Aloud, I said: “I did think I might keep a separate notebook, to record what Robbie says about the things we find. A sort of unofficial record, if you like, to complement the finds register. I know the pundits frown on things like this, but…”
“Pundits,” Peter told me, “frown on everything. I think your notebook is a very sound idea. Would you like another drink?”
“No thanks.” My half-closed eyes drifted guiltily past the empty glass on the coffee table. “One whisky’s quite enough for me, this time of day. I think you’ll have to wake me up for teatime, as it is.”
“Whisky does have that effect,” Peter agreed, with an amiable nod. “I can’t abide the stuff myself. A traitorous thing for an Irishman to admi
t, I know, but there it is. I switched to vodka in my Cambridge days. The chap I roomed with fancied himself a Marxist, very strange lad, always talking revolution. He’d have gone to Russia himself, I imagine, only he couldn’t bear the cold. Das Kapital and vodka was the closest he could get.” Peter smiled to himself, remembering, as he poured himself another measure. “Symbols,” he said, “do intrigue me.” Lowering himself into his customary chair, he casually crossed his legs and sent me a rather naughty look. “For instance, I can’t help noticing you’ve traded in your English gin for good stout Scottish whisky.”
I closed my eyes and opted not to respond to that, blaming the good stout Scottish whisky for the growing flame of heat along my cheekbones.
“Rather suggestive, that,” he went on, and from the tone of his voice I knew that he was now speaking to the cats, as if I were invisible. “Don’t you think so, Murphy my boy?
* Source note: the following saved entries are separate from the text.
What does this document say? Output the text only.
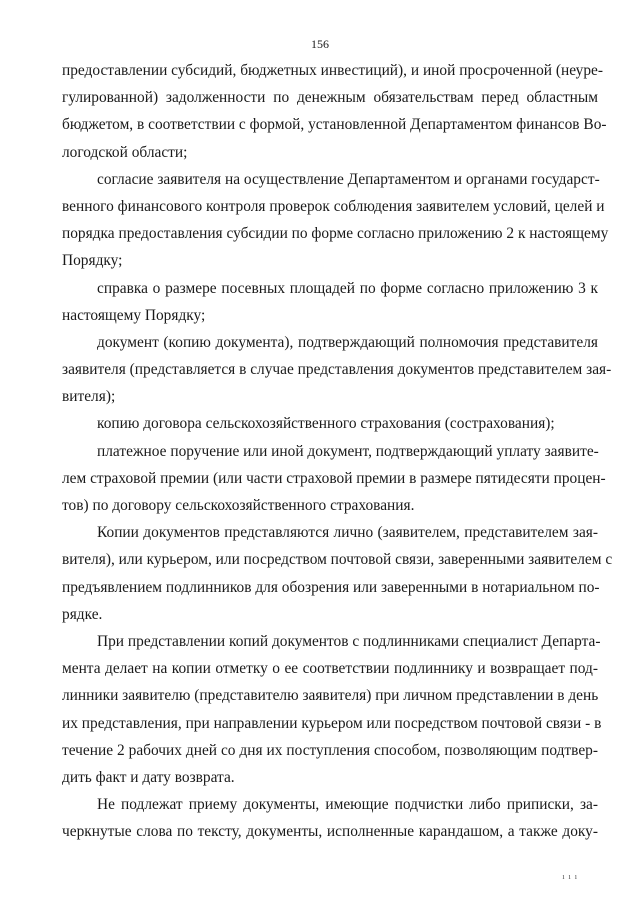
156
предоставлении субсидий, бюджетных инвестиций), и иной просроченной (неуре-
гулированной) задолженности по денежным обязательствам перед областным
бюджетом, в соответствии с формой, установленной Департаментом финансов Во-
логодской области;
согласие заявителя на осуществление Департаментом и органами государст-
венного финансового контроля проверок соблюдения заявителем условий, целей и
порядка предоставления субсидии по форме согласно приложению 2 к настоящему
Порядку;
справка о размере посевных площадей по форме согласно приложению 3 к
настоящему Порядку;
документ (копию документа), подтверждающий полномочия представителя
заявителя (представляется в случае представления документов представителем зая-
вителя);
копию договора сельскохозяйственного страхования (сострахования);
платежное поручение или иной документ, подтверждающий уплату заявите-
лем страховой премии (или части страховой премии в размере пятидесяти процен-
тов) по договору сельскохозяйственного страхования.
Копии документов представляются лично (заявителем, представителем зая-
вителя), или курьером, или посредством почтовой связи, заверенными заявителем с
предъявлением подлинников для обозрения или заверенными в нотариальном по-
рядке.
При представлении копий документов с подлинниками специалист Департа-
мента делает на копии отметку о ее соответствии подлиннику и возвращает под-
линники заявителю (представителю заявителя) при личном представлении в день
их представления, при направлении курьером или посредством почтовой связи - в
течение 2 рабочих дней со дня их поступления способом, позволяющим подтвер-
дить факт и дату возврата.
Не подлежат приему документы, имеющие подчистки либо приписки, за-
черкнутые слова по тексту, документы, исполненные карандашом, а также доку-
ı ı ı
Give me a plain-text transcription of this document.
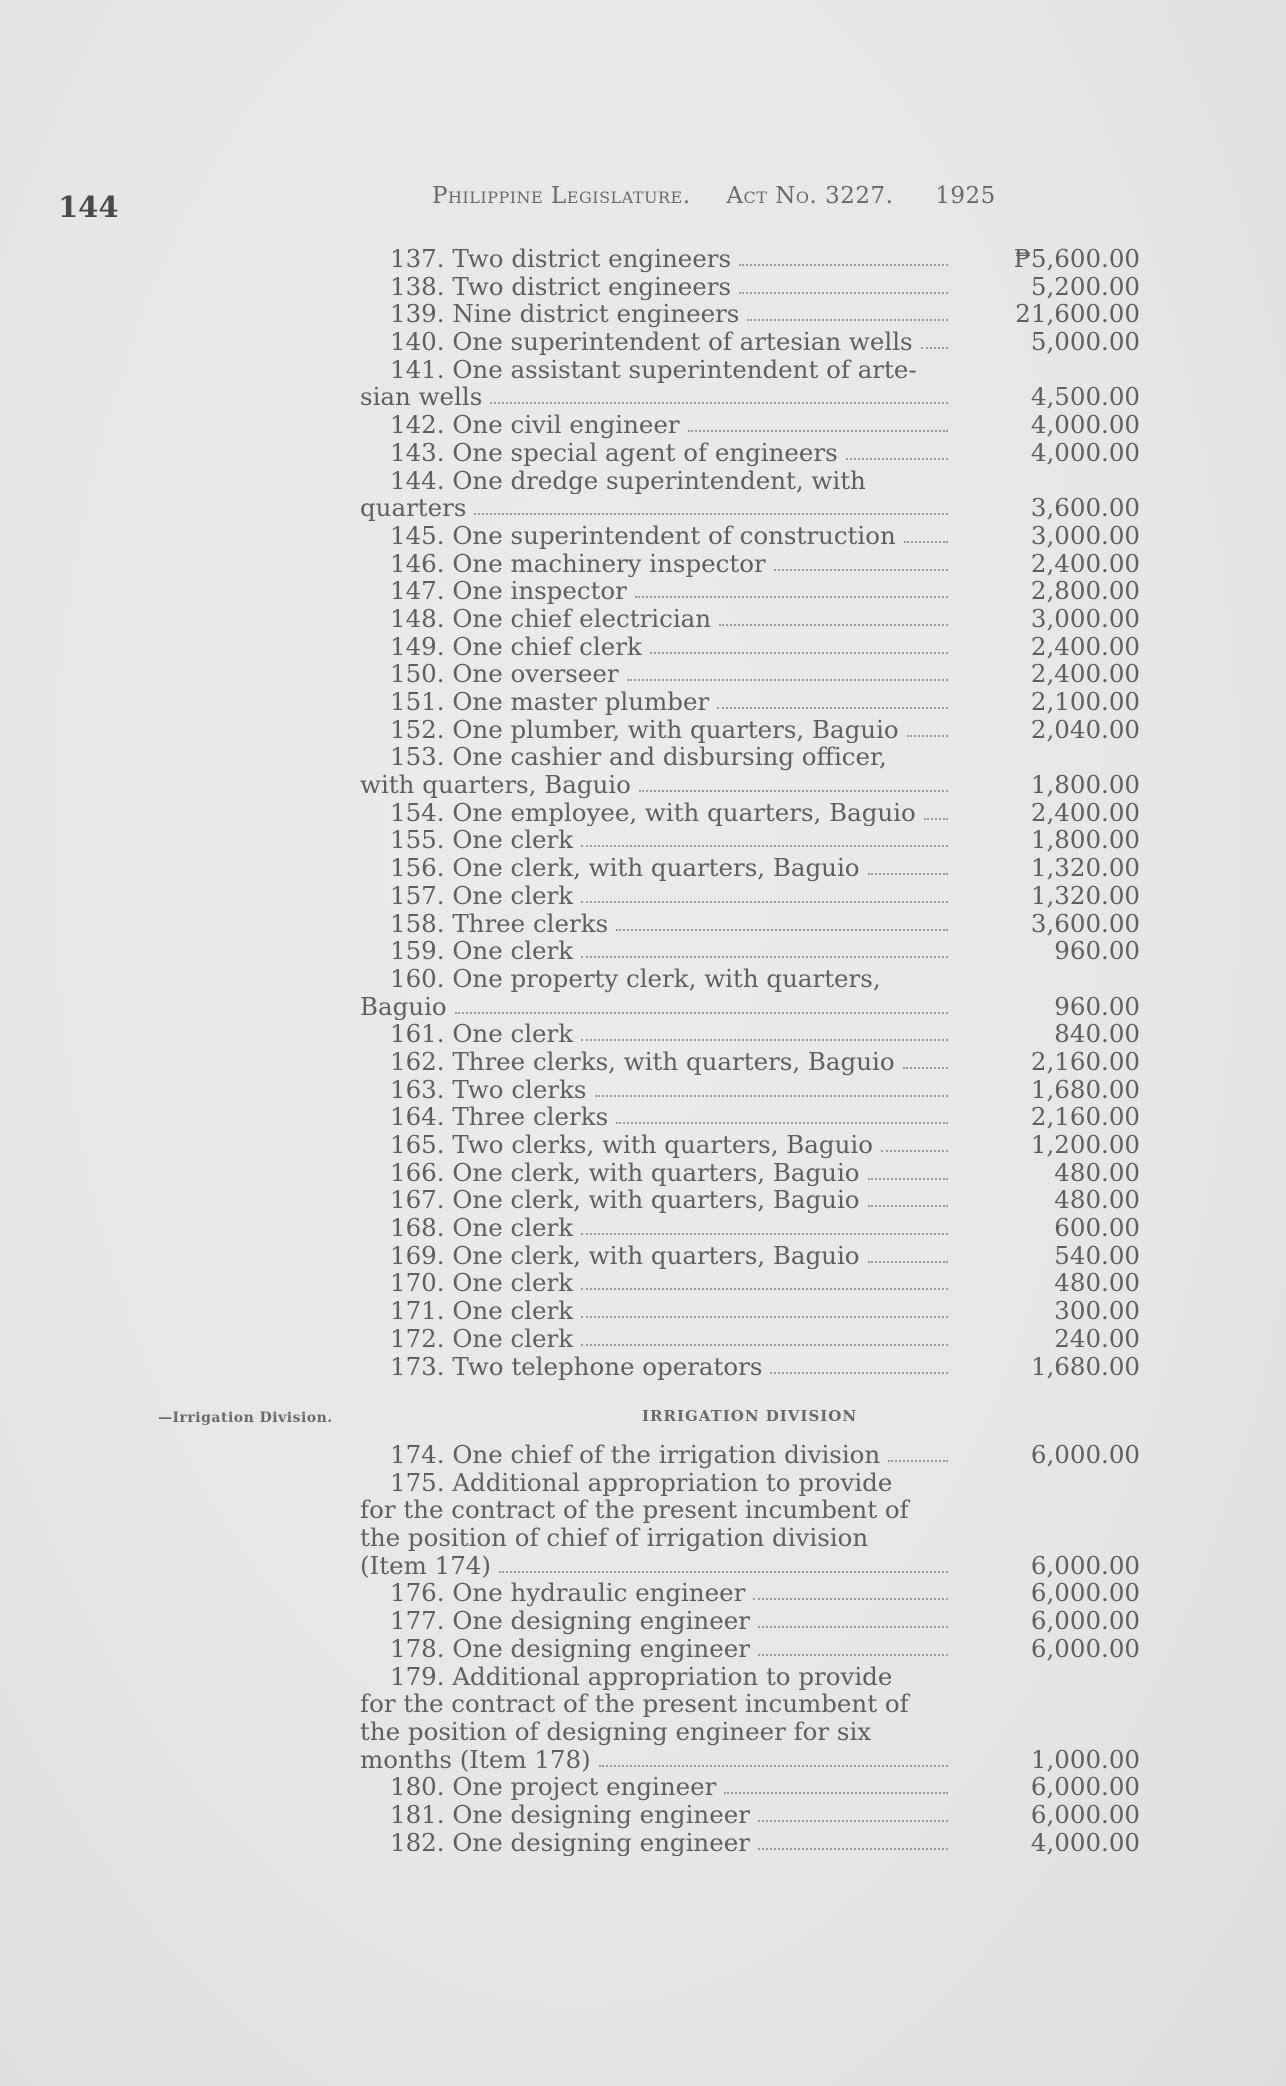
144	Philippine Legislature. Act No. 3227. 1925
137. Two district engineers	₱5,600.00
138. Two district engineers	5,200.00
139. Nine district engineers	21,600.00
140. One superintendent of artesian wells	5,000.00
141. One assistant superintendent of arte-
sian wells	4,500.00
142. One civil engineer	4,000.00
143. One special agent of engineers	4,000.00
144. One dredge superintendent, with
quarters	3,600.00
145. One superintendent of construction	3,000.00
146. One machinery inspector	2,400.00
147. One inspector	2,800.00
148. One chief electrician	3,000.00
149. One chief clerk	2,400.00
150. One overseer	2,400.00
151. One master plumber	2,100.00
152. One plumber, with quarters, Baguio	2,040.00
153. One cashier and disbursing officer,
with quarters, Baguio	1,800.00
154. One employee, with quarters, Baguio	2,400.00
155. One clerk	1,800.00
156. One clerk, with quarters, Baguio	1,320.00
157. One clerk	1,320.00
158. Three clerks	3,600.00
159. One clerk	960.00
160. One property clerk, with quarters,
Baguio	960.00
161. One clerk	840.00
162. Three clerks, with quarters, Baguio	2,160.00
163. Two clerks	1,680.00
164. Three clerks	2,160.00
165. Two clerks, with quarters, Baguio	1,200.00
166. One clerk, with quarters, Baguio	480.00
167. One clerk, with quarters, Baguio	480.00
168. One clerk	600.00
169. One clerk, with quarters, Baguio	540.00
170. One clerk	480.00
171. One clerk	300.00
172. One clerk	240.00
173. Two telephone operators	1,680.00
—Irrigation Division.	IRRIGATION DIVISION
174. One chief of the irrigation division	6,000.00
175. Additional appropriation to provide
for the contract of the present incumbent of
the position of chief of irrigation division
(Item 174)	6,000.00
176. One hydraulic engineer	6,000.00
177. One designing engineer	6,000.00
178. One designing engineer	6,000.00
179. Additional appropriation to provide
for the contract of the present incumbent of
the position of designing engineer for six
months (Item 178)	1,000.00
180. One project engineer	6,000.00
181. One designing engineer	6,000.00
182. One designing engineer	4,000.00
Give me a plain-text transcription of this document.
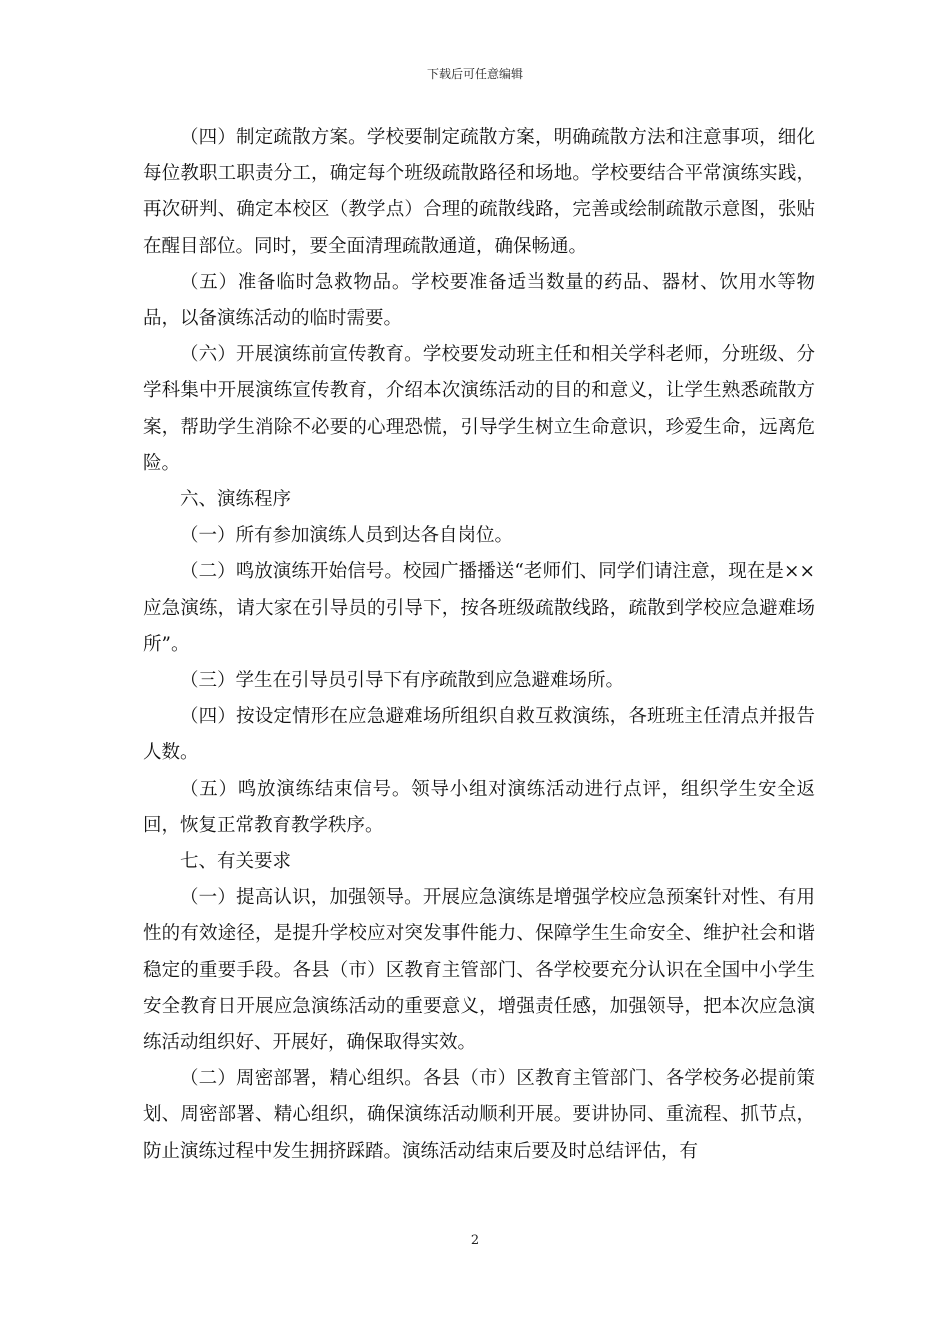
下载后可任意编辑

（四）制定疏散方案。学校要制定疏散方案，明确疏散方法和注意事项，细化每位教职工职责分工，确定每个班级疏散路径和场地。学校要结合平常演练实践，再次研判、确定本校区（教学点）合理的疏散线路，完善或绘制疏散示意图，张贴在醒目部位。同时，要全面清理疏散通道，确保畅通。

（五）准备临时急救物品。学校要准备适当数量的药品、器材、饮用水等物品，以备演练活动的临时需要。

（六）开展演练前宣传教育。学校要发动班主任和相关学科老师，分班级、分学科集中开展演练宣传教育，介绍本次演练活动的目的和意义，让学生熟悉疏散方案，帮助学生消除不必要的心理恐慌，引导学生树立生命意识，珍爱生命，远离危险。

六、演练程序

（一）所有参加演练人员到达各自岗位。

（二）鸣放演练开始信号。校园广播播送“老师们、同学们请注意，现在是××应急演练，请大家在引导员的引导下，按各班级疏散线路，疏散到学校应急避难场所”。

（三）学生在引导员引导下有序疏散到应急避难场所。

（四）按设定情形在应急避难场所组织自救互救演练，各班班主任清点并报告人数。

（五）鸣放演练结束信号。领导小组对演练活动进行点评，组织学生安全返回，恢复正常教育教学秩序。

七、有关要求

（一）提高认识，加强领导。开展应急演练是增强学校应急预案针对性、有用性的有效途径，是提升学校应对突发事件能力、保障学生生命安全、维护社会和谐稳定的重要手段。各县（市）区教育主管部门、各学校要充分认识在全国中小学生安全教育日开展应急演练活动的重要意义，增强责任感，加强领导，把本次应急演练活动组织好、开展好，确保取得实效。

（二）周密部署，精心组织。各县（市）区教育主管部门、各学校务必提前策划、周密部署、精心组织，确保演练活动顺利开展。要讲协同、重流程、抓节点，防止演练过程中发生拥挤踩踏。演练活动结束后要及时总结评估，有

2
I wonder what—”
His words were interrupted by the rhythmic crunch of footsteps coming up the gravel drive. Not Adrian, I thought. I’d left him up at the Principia, and these footsteps were coming from the opposite direction. At any rate, they were too quick to be Adrian’s, just as they were too heavy to be Robbie’s and too even to belong to Wally, who walked with a distinctive scuffing sound.
The front door banged and I opened my eyes, careful not to look at Peter as David materialized in the doorway of the sitting room.
“Heyah,” the deep voice greeted us briskly. “Getting drunk again, are you?”
Peter smiled archly. “Would you like one?”
“Wouldn’t mind.” Crossing the worn carpet, David helped himself at the drinks cabinet and came to sit beside me, sagging into the sofa and stretching out his legs. The little cat, Charlie, attacked his bootlaces. David tasted his whisky with a satisfied air, and turned his attention to Peter. “Well, the tents are up, if you’d like to have a look.”
“Splendid. Six tents, were there?”
The dark head nodded. “Six, plus mine, plus the big dining tent. We’ve some fair puzzled cows in the pasture next door.”